A esperança bíblica é mais firme. Ela não diz que as religiões do mundo são caminhos ocultos para Cristo. Ela diz que Cristo é Senhor sobre todas as nações e que sua Igreja deve anunciar seu nome a todas elas. Ela não diz que a consciência salva. Ela diz que a consciência acusa e que somente o sangue de Cristo purifica. Ela não diz que a luz natural basta. Ela diz que Deus falou na criação, mas agora ordena que todos se arrependam diante do Cristo ressuscitado.
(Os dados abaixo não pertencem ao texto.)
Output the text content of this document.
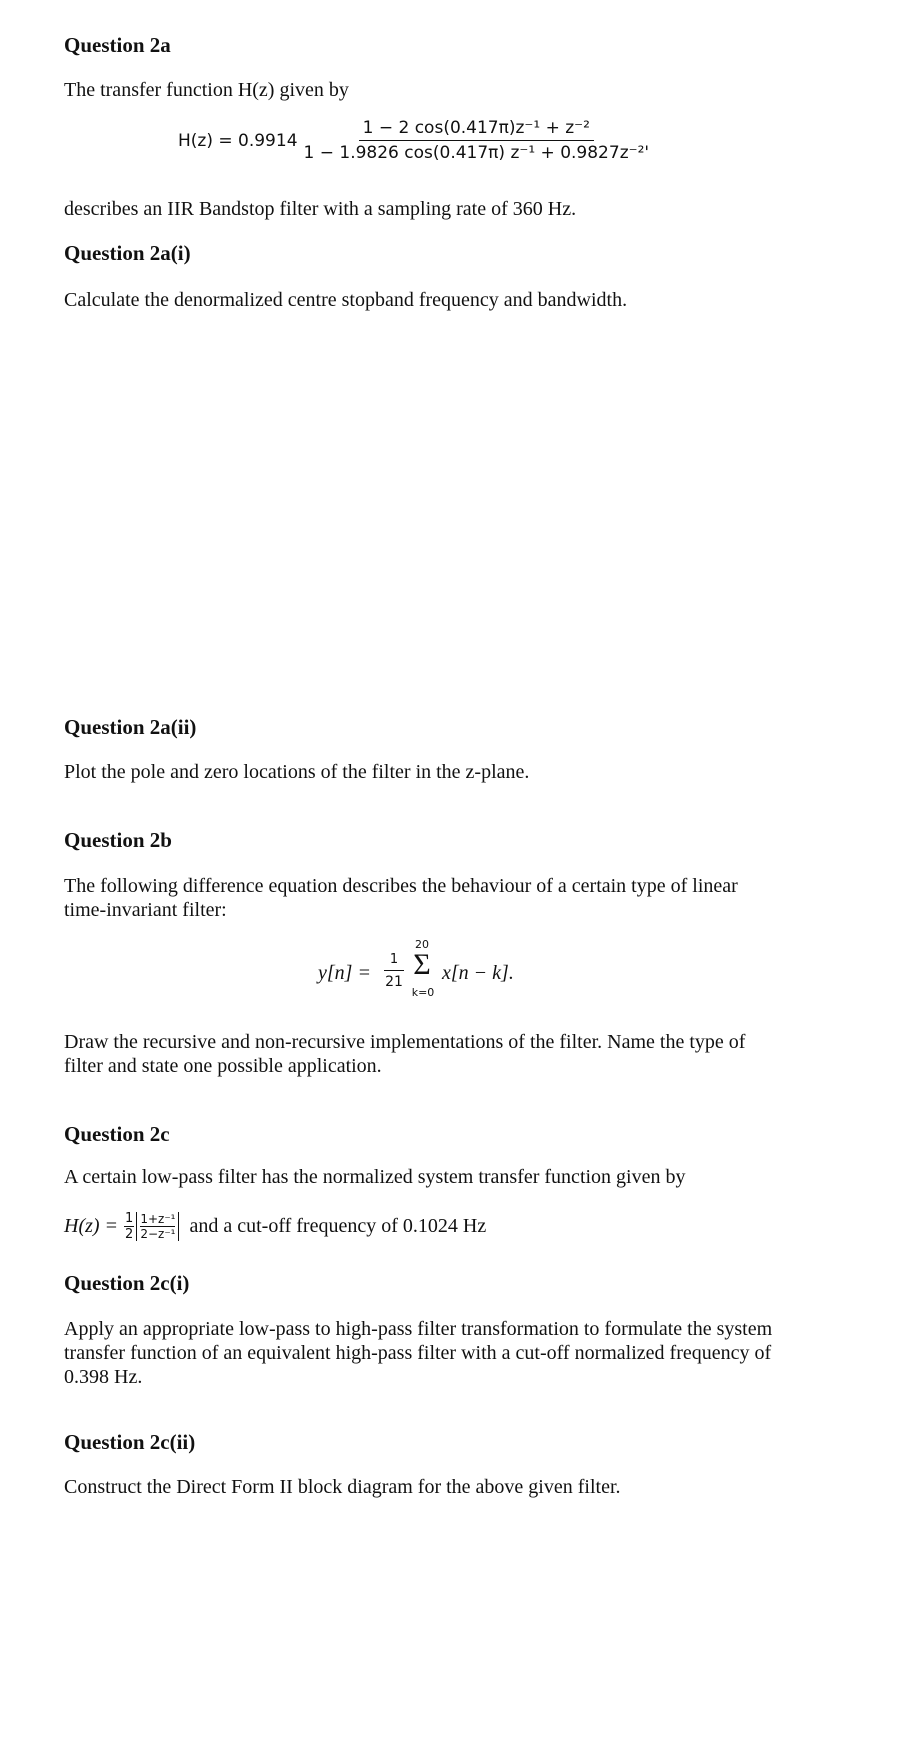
Question 2a
The transfer function H(z) given by
$H(z) = 0.9914 \frac{\text{1 − 2 cos(0.417π)z⁻¹ + z⁻²}}{\text{1 − 1.9826 cos(0.417π) z⁻¹ + 0.9827z⁻²'}}$
describes an IIR Bandstop filter with a sampling rate of 360 Hz.
Question 2a(i)
Calculate the denormalized centre stopband frequency and bandwidth.
Question 2a(ii)
Plot the pole and zero locations of the filter in the z-plane.
Question 2b
The following difference equation describes the behaviour of a certain type of linear time-invariant filter:
y[n] =
1
21
20
Σ
k=0
x[n − k].
Draw the recursive and non-recursive implementations of the filter. Name the type of filter and state one possible application.
Question 2c
A certain low-pass filter has the normalized system transfer function given by
$H(z) = \frac{1}{2} \frac{\text{1+z⁻¹}}{\text{2−z⁻¹}}$ and a cut-off frequency of 0.1024 Hz
Question 2c(i)
Apply an appropriate low-pass to high-pass filter transformation to formulate the system transfer function of an equivalent high-pass filter with a cut-off normalized frequency of 0.398 Hz.
Question 2c(ii)
Construct the Direct Form II block diagram for the above given filter.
O evangelho não precisa do inclusivismo para ser compassivo. Ele já é mais compassivo que o inclusivismo, porque não deixa o pecador confiando em sombras, fragmentos, intuições religiosas ou sinceridade moral. Ele aponta diretamente para o Cordeiro de Deus, que tira o pecado do mundo.

Conclusão

O inclusivismo religioso é uma falsa ponte: parece aproximar os homens de Deus, mas enfraquece o único caminho pelo qual Deus reconciliou pecadores consigo. A Escritura não anuncia salvação pela sinceridade, pela consciência, pela religião natural ou por uma fé implícita sem Cristo conhecido. Ela anuncia um só Deus, um só Mediador, um só evangelho, uma só fé e um só nome pelo qual importa que sejamos salvos. O cristianismo chama todos sem distinção; mas salva somente em Cristo, pela graça, mediante a fé, conforme o evangelho proclamado.

Notas:

1 O inclusivismo deve ser distinguido do pluralismo. O pluralismo tende a afirmar vários caminhos salvíficos; o inclusivismo costuma afirmar que Cristo é a base da salvação, mas que sua obra pode salvar pessoas fora da fé explícita e consciente nele.

2 Karl Rahner popularizou a expressão “cristãos anônimos” para descrever pessoas que, sem confessar explicitamente Cristo, responderiam positivamente à graça divina. A formulação é influente em discussões católicas modernas sobre salvação fora da comunhão cristã visível.

3 Para a posição reformada clássica, ver Confissão de Fé de Westminster, capítulos 1, 8 e 10; Catecismo Maior de Westminster, perguntas 27-30, 36 e 181; Catecismo de Heidelberg, Dias do Senhor 5, 6 e 32; Confissão Belga, artigos 2, 7, 21 e 26.